PJU tenaga surya memiliki karakteristik teknis khusus, mulai dari kualitas panel surya, kapasitas baterai, hingga standar pemasangan dan pemeliharaan. Apabila pengadaan dan pelaksanaannya tidak sesuai spesifikasi, maka risiko kerugian negara tidak hanya bersumber dari anggaran awal, tetapi juga dari potensi kegagalan fungsi, usia pakai yang pendek, hingga pemborosan biaya perawatan.
Selain itu, mencuat pula dugaan adanya keterlibatan langsung oknum dinas dalam pelaksanaan teknis pekerjaan di lapangan, yang seharusnya menjadi tanggung jawab penyedia barang dan jasa. Dugaan ini berpotensi melanggar prinsip pengadaan barang dan jasa pemerintah serta membuka ruang terjadinya penyalahgunaan kewenangan.
Dengan cakupan 5.238 titik PJU, termasuk 1.702 unit tenaga surya, aparat penegak hukum didesak untuk segera melakukan penyelidikan menyeluruh, meliputi pemeriksaan perencanaan, nilai kontrak, kesesuaian spesifikasi teknis, hingga kondisi riil di lapangan. Penghitungan potensi kerugian negara dinilai perlu melibatkan auditor yang berwenang.

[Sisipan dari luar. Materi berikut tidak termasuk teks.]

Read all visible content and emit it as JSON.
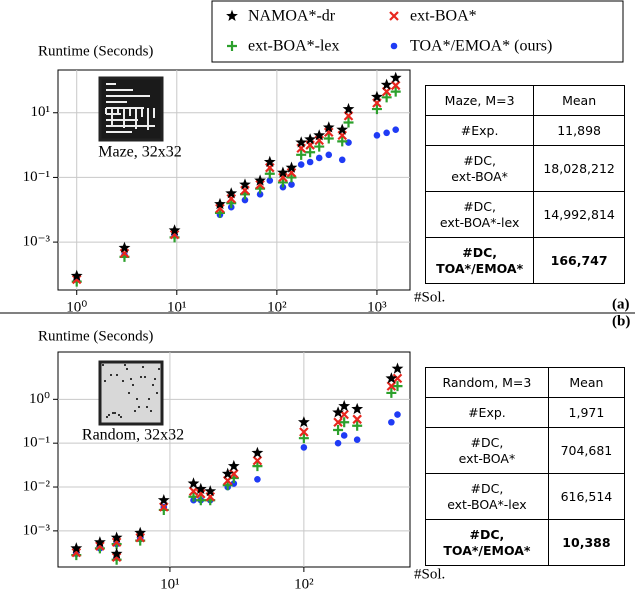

Hingga berita ini diterbitkan, Dinas Perhubungan Kabupaten Ketapang belum memberikan klarifikasi resmi atas surat konfirmasi yang telah dilayangkan oleh Nuusantara News. Ketidakterbukaan tersebut dinilai bertentangan dengan prinsip keterbukaan informasi publik sebagaimana diatur dalam Undang-Undang Nomor 14 Tahun 2008 tentang Keterbukaan Informasi Publik.
Atas dasar kepentingan publik dan penyelamatan keuangan negara, aparat penegak hukum diminta tidak ragu memeriksa seluruh pihak terkait, baik dari unsur dinas maupun perusahaan penyedia, guna memastikan apakah pengadaan PJU Kabupaten Ketapang TA 2024–2025 hanya mengandung pelanggaran administratif atau telah mengarah pada indikasi tindak pidana korupsi.
Nuusantara News menegaskan akan terus mengawal kasus ini dan membuka ruang hak jawab bagi seluruh pihak terkait demi menjunjung prinsip keberimbangan dan supremasi hukum.